«…в столичных лавках кое-где из-под полы продаются издания, пришедшие прямо из Парижа, – письма графа Мирабо, десятки острых карикатур. Случалось, несколько торговцев подписывались на одну газету, и единственный грамотный среди них читал вслух, остальные же только внимали; “глаза устают от чтения газет, так они интересны”, – восклицает княгиня Вяземская, а старая графиня Салтыкова, послушав, что читает её племянник, с ужасом заявляет, что в их семье “зреют семена революции”…
Но, полно, не преувеличиваем ли мы? Франция так далеко от России, исторические проблемы столь различны: ведь ещё Дидро, беседуя с Екатериной II, между прочим заметил, что рабство крестьян в той форме, как это сохранилось в её империи, во Франции отменил ещё король Людовик Толстый в начале XII века; положим, Дидро преувеличивал, жёсткие феодальные отношения сохранялись и позже, но в общем философ прав: уже два века русский сеньор может купить, продать, заложить не только свою землю, но и своих крестьян; во Франции же ничего подобного нет – устройство этой страны лишь внешне совпадает с некоторыми российскими чертами: и там, и там абсолютизм, но в России куда более тиранический; и там, и там крестьяне зависят от владельцев, но в очень разной степени. Зато в России совсем нет такой большой промышленности с вольнонаёмными рабочими, как во Франции, и почти нет третьего сословия.

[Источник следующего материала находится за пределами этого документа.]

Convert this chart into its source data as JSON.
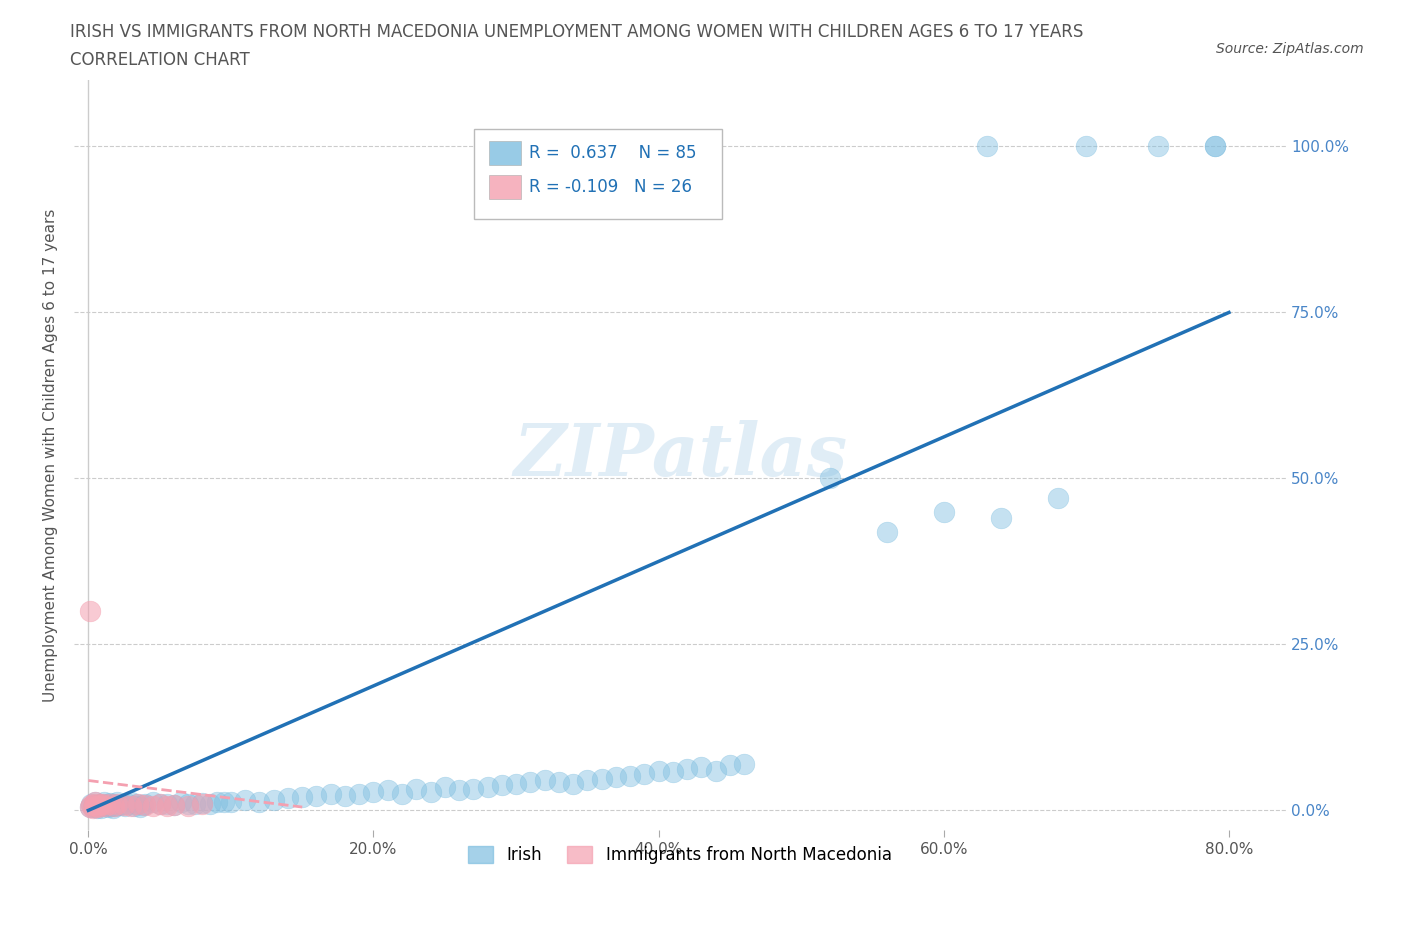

Очень разные страны: в одно время они существуют как бы в разных эпохах…
И тем не менее посол Сегюр хорошо помнил:
“Хотя Бастилия не угрожала ни одному из жителей Петербурга, трудно выразить тот энтузиазм, который вызвало падение этой государственной тюрьмы и эта первая победа бурной свободы среди торговцев, купцов, мещан и некоторых молодых людей более высокого социального уровня”.
В ту же пору Семён Воронцов, русский посол в Англии, написал императрице, что Пугачёв, не читая французских книг, осуществлял ту же программу, что и французские бунтовщики… Несходство – и сходство».
На экземпляре радищевской книги «Путешествие из Петербурга в Москву» (всего было издано 650 экземпляров), который читала Екатерина II, сохранились её пометы. Читаем одну из них:
«Автор клонится к возмущению крестьян противу помещиков, войск противу начальства… Сие думать можно, что целит на французский развратный нынешний пример… Царям грозится плахою».
Чуть дальше помета, надо понимать, равно относящаяся к обоим упоминаемым лицам:
«Тут помещена хвала Мирабо, который не единой, но многих виселиц достоин».